Domestic Carriers Are Workin' It
When airline advocates talk about the amount of money the industry brings in to the U.S. economy, they aren’t kidding.
U.S. scheduled passenger airlines employed 388,983 workers in February 2015, according to the U.S. Department of Transportation’s Bureau of Transportation Statistics (BTS), which released the figures on Thursday.
That’s not only a 1.8 percent increase in the number of workers employed in the same month in 2014, but February also marked the 15th consecutive month that full-time equivalent (FTE) employment for U.S. scheduled passenger airlines exceeded the same month of the previous year and was the highest monthly total since August 2012.
And that’s just the airlines themselves. All totaled – airport workers, airplane manufacturers, engine manufacturers, etc. – commercial aviation accounts for 11 million U.S. jobs and $1.5 trillion in economic activity, according to Airlines for America.

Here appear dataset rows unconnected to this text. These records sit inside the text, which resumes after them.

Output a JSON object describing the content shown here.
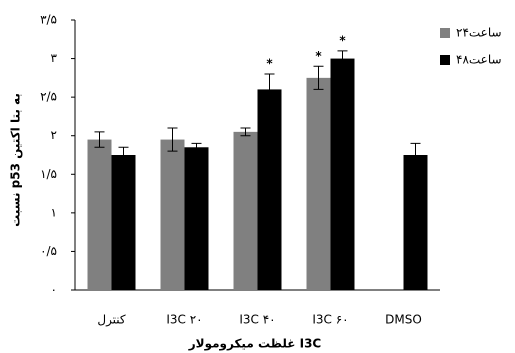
{
  "chart_data": {
    "type": "bar",
    "y_label": "نسبت p53 به بتا اکتین",
    "x_label": "غلظت میکرومولار I3C",
    "categories": [
      "کنترل",
      "I3C ۲۰",
      "I3C ۴۰",
      "I3C ۶۰",
      "DMSO"
    ],
    "series": [
      {
        "name": "۲۴ساعت",
        "color": "#808080",
        "values": [
          1.95,
          1.95,
          2.05,
          2.75,
          null
        ],
        "errors": [
          0.1,
          0.15,
          0.05,
          0.15,
          null
        ]
      },
      {
        "name": "۴۸ساعت",
        "color": "#000000",
        "values": [
          1.75,
          1.85,
          2.6,
          3.0,
          1.75
        ],
        "errors": [
          0.1,
          0.05,
          0.2,
          0.1,
          0.15
        ]
      }
    ],
    "annotations": [
      {
        "text": "*",
        "series": 1,
        "index": 2
      },
      {
        "text": "*",
        "series": 0,
        "index": 3
      },
      {
        "text": "*",
        "series": 1,
        "index": 3
      }
    ],
    "ylim": [
      0,
      3.5
    ],
    "yticks": [
      {
        "value": 0,
        "label": "۰"
      },
      {
        "value": 0.5,
        "label": "۰/۵"
      },
      {
        "value": 1,
        "label": "۱"
      },
      {
        "value": 1.5,
        "label": "۱/۵"
      },
      {
        "value": 2,
        "label": "۲"
      },
      {
        "value": 2.5,
        "label": "۲/۵"
      },
      {
        "value": 3,
        "label": "۳"
      },
      {
        "value": 3.5,
        "label": "۳/۵"
      }
    ],
    "legend": "top-right"
  }
}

Directly, for the airlines, the number of FTEs rose 0.6 percent on a month-to-month basis from January to February, following a one-month decline. Scheduled passenger airline categories include network, low-cost, regional and other airlines.
The five network airlines that collectively employ two-thirds of the scheduled passenger airline FTEs reported 1.4 percent more FTEs in February 2015 than in February 2014. Alaska Airlines, Delta Air Lines, American Airlines and US Airways increased FTEs from February 2014 while United Airlines reduced FTEs.

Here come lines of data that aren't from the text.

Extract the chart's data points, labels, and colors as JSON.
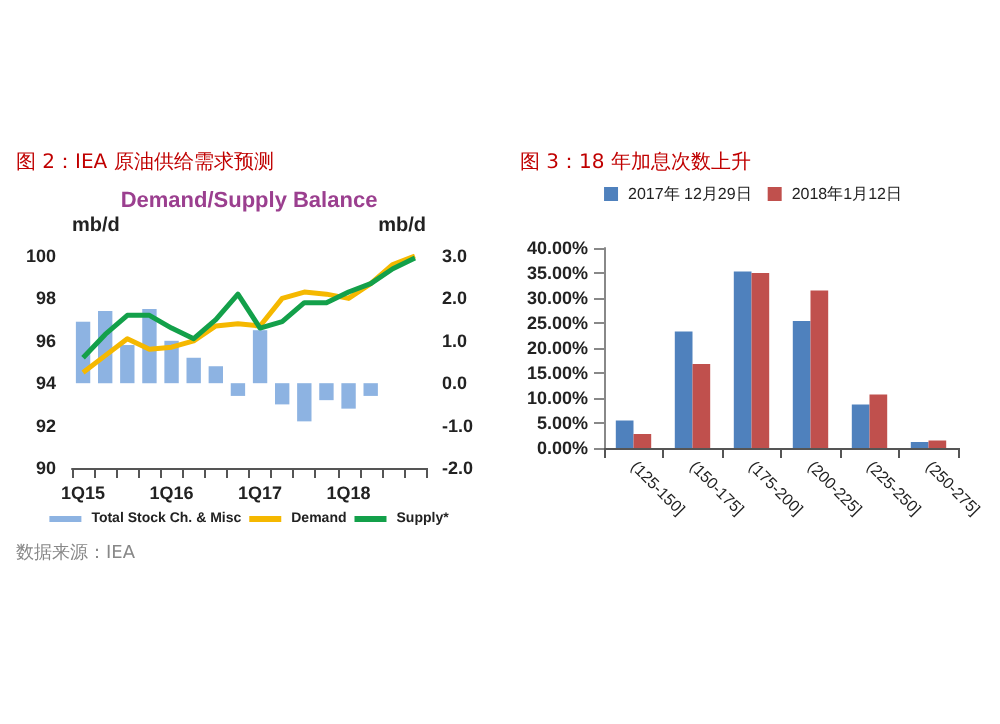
{
  "chart_data": [
    {
      "type": "line",
      "title": "图 2：IEA 原油供给需求预测",
      "subtitle": "Demand/Supply Balance",
      "ylabel": "mb/d",
      "y2label": "mb/d",
      "annotations": [
        "数据来源：IEA"
      ],
      "categories": [
        "1Q15",
        null,
        null,
        null,
        "1Q16",
        null,
        null,
        null,
        "1Q17",
        null,
        null,
        null,
        "1Q18",
        null,
        null,
        null
      ],
      "series": [
        {
          "name": "Total Stock Ch. & Misc",
          "type": "bar",
          "axis": "y2",
          "color": "#8db3e2",
          "values": [
            1.45,
            1.7,
            0.9,
            1.75,
            1.0,
            0.6,
            0.4,
            -0.3,
            1.25,
            -0.5,
            -0.9,
            -0.4,
            -0.6,
            -0.3,
            null,
            null
          ]
        },
        {
          "name": "Demand",
          "color": "#f5b800",
          "values": [
            94.5,
            95.3,
            96.1,
            95.6,
            95.7,
            96.0,
            96.7,
            96.8,
            96.7,
            98.0,
            98.3,
            98.2,
            98.0,
            98.7,
            99.6,
            100.0
          ]
        },
        {
          "name": "Supply*",
          "color": "#13a04a",
          "values": [
            95.2,
            96.3,
            97.2,
            97.2,
            96.6,
            96.1,
            97.0,
            98.2,
            96.6,
            96.9,
            97.8,
            97.8,
            98.3,
            98.7,
            99.4,
            99.9
          ]
        }
      ],
      "ylim": [
        90,
        100
      ],
      "yticks": [
        90,
        92,
        94,
        96,
        98,
        100
      ],
      "y2lim": [
        -2,
        3
      ],
      "y2ticks": [
        {
          "value": -2,
          "label": "-2.0"
        },
        {
          "value": -1,
          "label": "-1.0"
        },
        {
          "value": 0,
          "label": "0.0"
        },
        {
          "value": 1,
          "label": "1.0"
        },
        {
          "value": 2,
          "label": "2.0"
        },
        {
          "value": 3,
          "label": "3.0"
        }
      ],
      "legend": "bottom",
      "grid": false,
      "marker": "none"
    },
    {
      "type": "bar",
      "title": "图 3：18 年加息次数上升",
      "categories": [
        "(125-150]",
        "(150-175]",
        "(175-200]",
        "(200-225]",
        "(225-250]",
        "(250-275]"
      ],
      "series": [
        {
          "name": "2017年 12月29日",
          "color": "#4f81bd",
          "values": [
            5.5,
            23.3,
            35.3,
            25.4,
            8.7,
            1.2
          ]
        },
        {
          "name": "2018年1月12日",
          "color": "#c0504d",
          "values": [
            2.8,
            16.8,
            35.0,
            31.5,
            10.7,
            1.5
          ]
        }
      ],
      "ylim": [
        0,
        40
      ],
      "yticks": [
        {
          "value": 0,
          "label": "0.00%"
        },
        {
          "value": 5,
          "label": "5.00%"
        },
        {
          "value": 10,
          "label": "10.00%"
        },
        {
          "value": 15,
          "label": "15.00%"
        },
        {
          "value": 20,
          "label": "20.00%"
        },
        {
          "value": 25,
          "label": "25.00%"
        },
        {
          "value": 30,
          "label": "30.00%"
        },
        {
          "value": 35,
          "label": "35.00%"
        },
        {
          "value": 40,
          "label": "40.00%"
        }
      ],
      "legend": "top",
      "grid": false
    }
  ]
}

United Airlines employed the most FTEs (78,380) in February among the network airlines, Southwest employed the most FTEs (46,784) among low-cost airlines, and Envoy Air employed the most FTEs (10,936) among regional airlines.
Airlines that announce mergers typically begin joint reporting following U.S. Department of Transportation approval and issuance of a single economic certificate. American and US Airways, following their January 2013 merger announcement, will report separately until the Department approves single carrier reporting and a single economic certificate is issued.